I live within walking distance of Myŏngdong (loooong walking distance, but it's good exercise), so I go there a lot to shop, hang out, or practice my measly Japanese with real-live Japanese tourists. I look for Japanese tourists (usually women, but sometimes men who really look like they need my help) who have a map out and are looking forlornly at the 안내도 maps or at the buildings around them. Then I ask them—in Japanese—where they are going and if they need my help. Usually they are happy someone can speak with them, except if the conversation gets too detailed too quickly, I end up asking them, "英語をはなしますか?" (Do you speak English?).

Today there was a trio of young women from Kyūshū trying to figure out how to get from Myŏngdong Station to Lotte. I walked them out of the station and was about to show them where to go, but all of a sudden they seemed to be in a panic about me showing them the way, like I was going to kidnap them or something. They said they remembered where they were and thank you very much and they quickly shuffled off. There I stood, suddenly realizing how disheveled I looked in my rumpled raincoat I hadn't worn since last spring, carrying around yesterday's beat-up International Herald Tribune. I would have thought I was kidnapping me.

This post is devoid of humor or point, except to see if the Japanese characters appear as they should.

By the way, today is the autumnal equinox, unless you're in the southern hemisphere (the only hemisphere I've never been to) where it is the vernal equinox. So happy fall to everyone!


  1. I'm with Space, this post is a pretty good one. Stop scaring those poor little Japanese girls will ya?

  2. Sorry, couldn't see you Japanese until now... it is はなします, don't forget the な!

  3. Thanks, San Nakji, I have corrected that. I don't know how that got in there like that (はんします).

    On a Mac, if you type in Japanese, a bunch of kanji possibilities will pop up. For はなします there are three:


    I'm pretty sure it's the first one, but I didn't want to risk looking really, really ignorant in the post (though it's okay in the comments section).

  4. You are doing well. Keep up the Japanese. For a Korean speaker, Japanese is pretty easy, except for the wacky kanji thing.

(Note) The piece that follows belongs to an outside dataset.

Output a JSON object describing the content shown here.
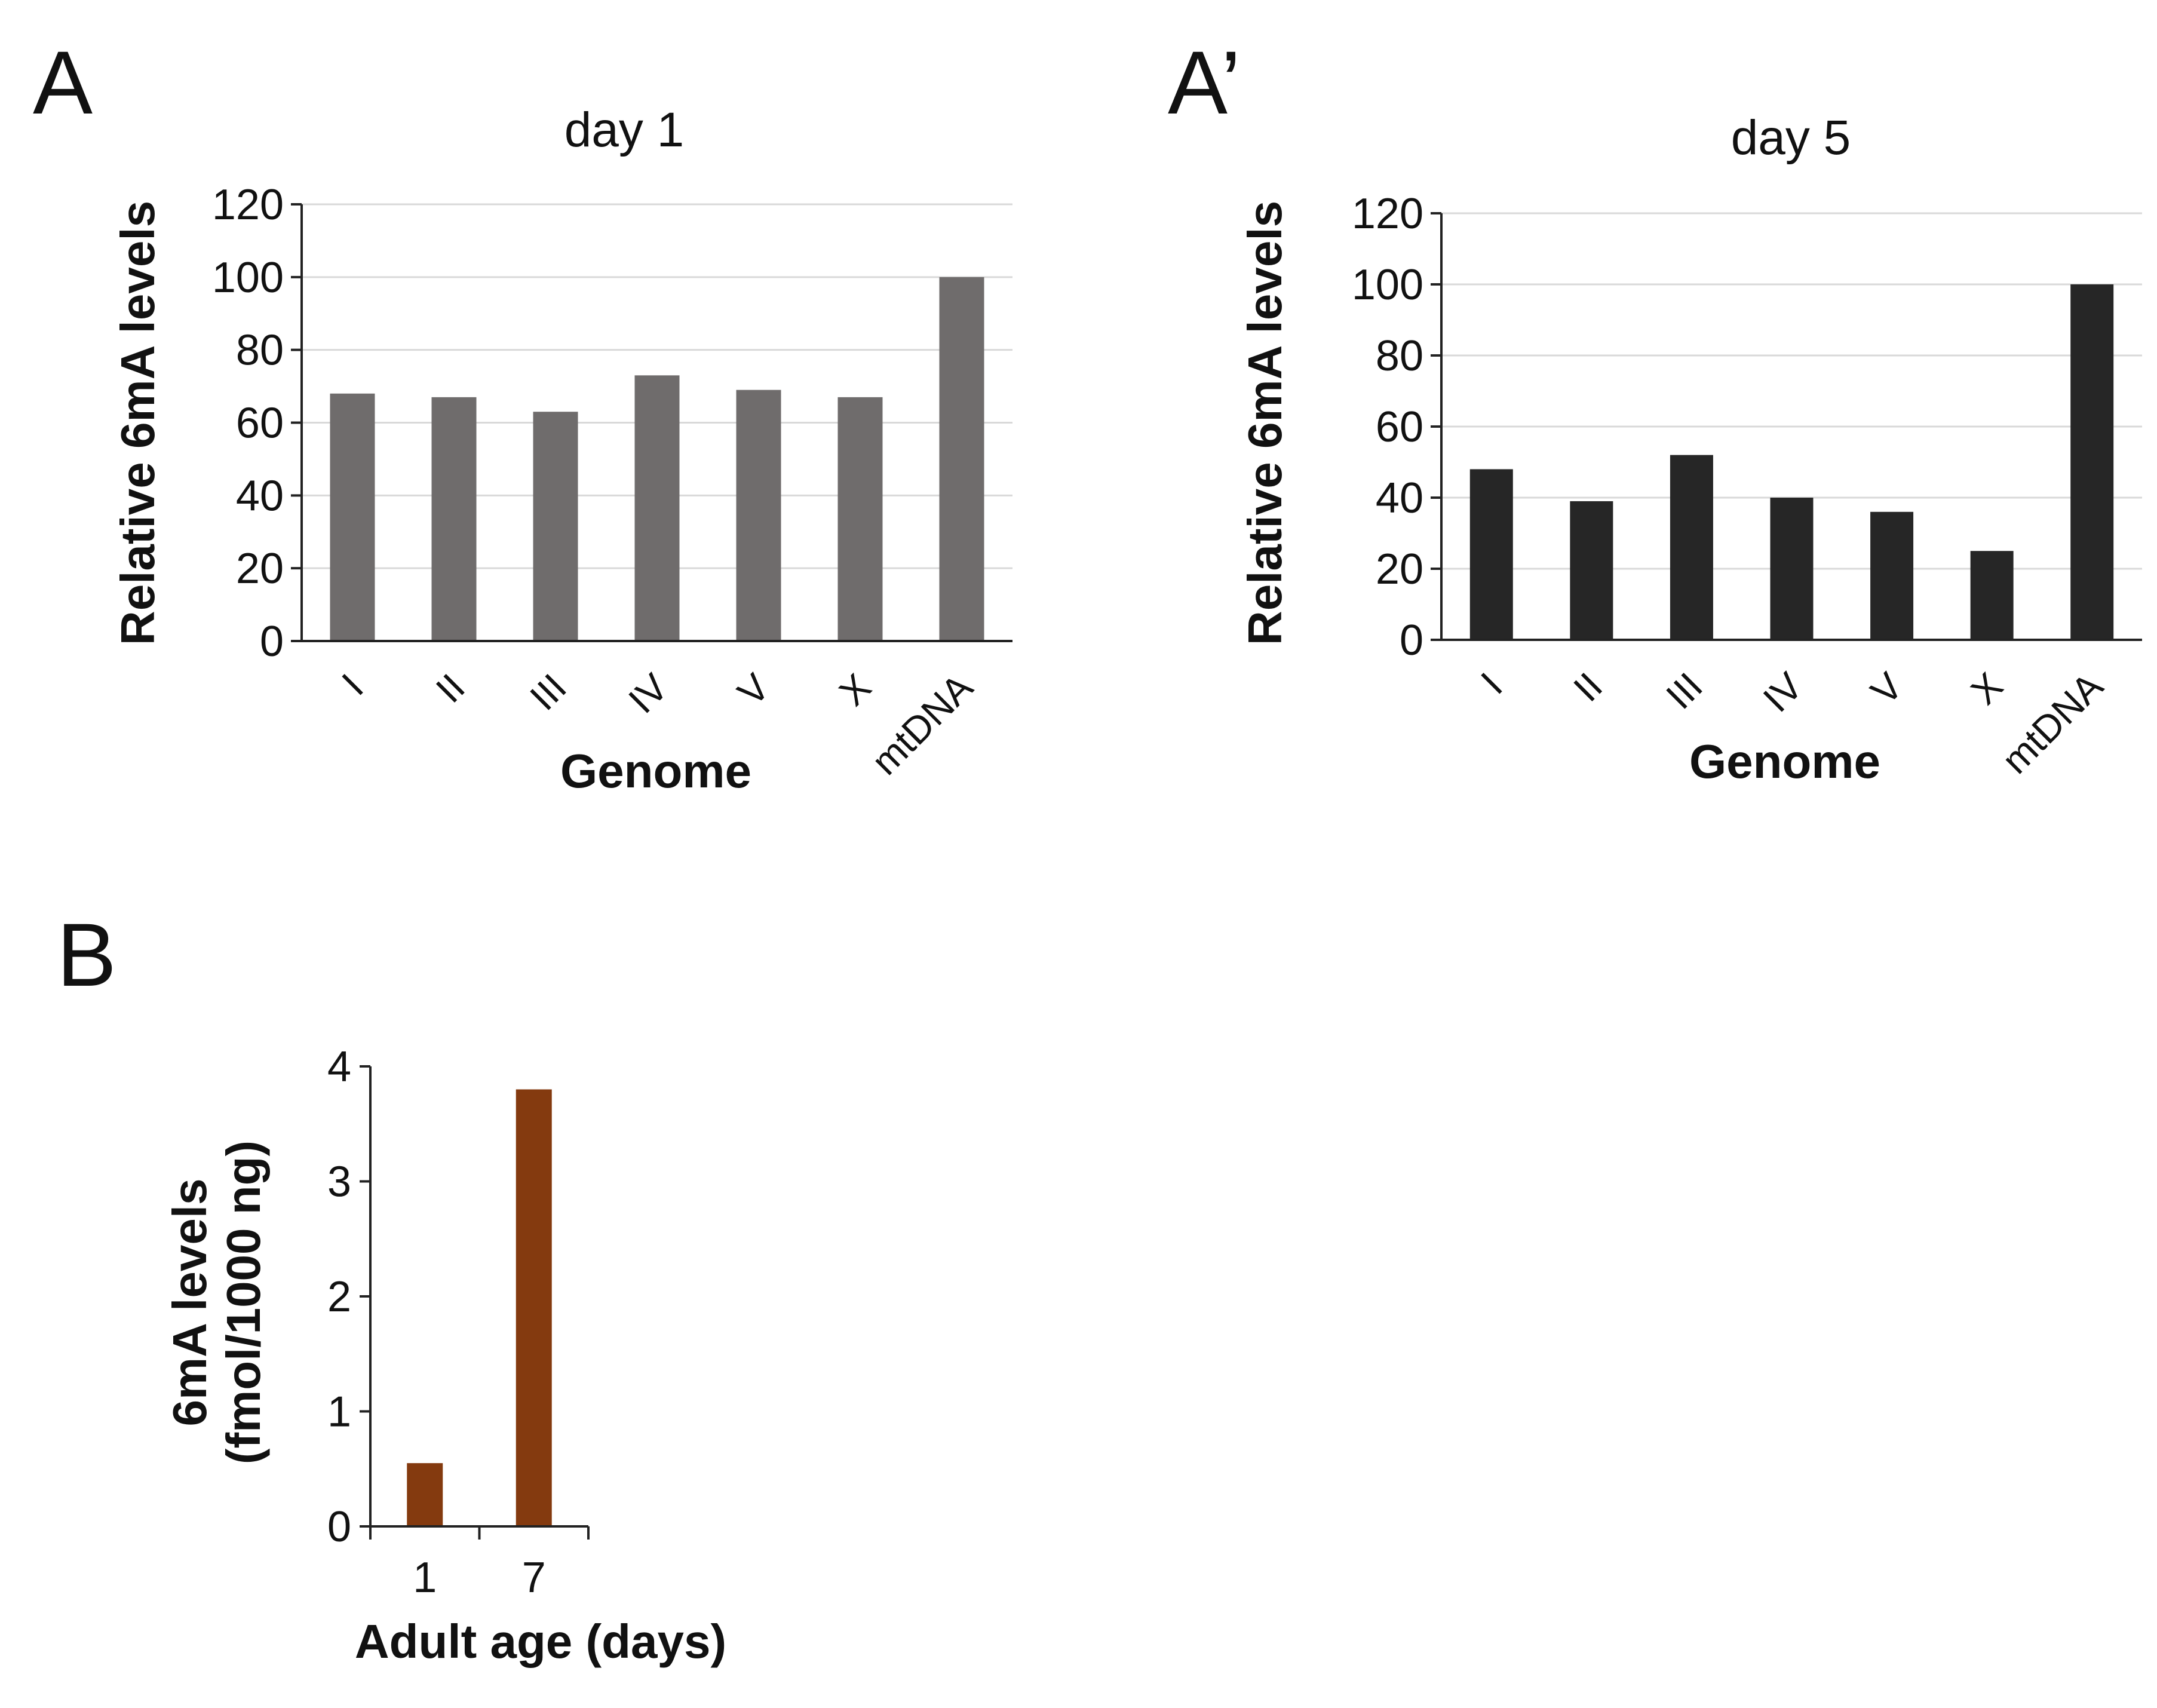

    話is the right kanji for this one.

  5. Your description sound more like a flasher than a kidnapper ^^

  6. Kidnapper, flasher... toMAYto, toMAHto.

    Upon further reflection, I think I can understand where these young women were getting their panicked idea. Let me lay out a little more of the scene:

    I was waiting to meet someone in Myŏngdong, but that person was going to be about half an hour or so late. And I was really tired, so I decided to take a nap on one of the chairs there on the platform. So I was in my rumpled raincoat, head probably propped back (with Adam's apple pointed upwards, like a cartoon character), with beat-up newspaper on my lap.

    That's when the Kyushu trio walked past me and asked someone else where Lotte was. I was tired, and didn't care about helping, but the trio was asking a Korean in English and the Korean woman didn't understand. So I jumped up and walked over, told the Korean woman, in Korean, that I would help these poor women, and then I started talking to the women in broken Japanese (I was groggy, so it came out "英語をは... は십니까?").

    So that's the full picture: some guy in a rumpled raincoat with a beat-up newspaper sleeping on a subway platform chair suddenly takes an interest in "helping" these lost strangers, promising to take them somewhere.

    That's right: I am the man your mother warned you about.

    Well, at least I was clean-shaven and my hair was combed.

  7. It was clean when I put it on.

    By the end of the day, who knows?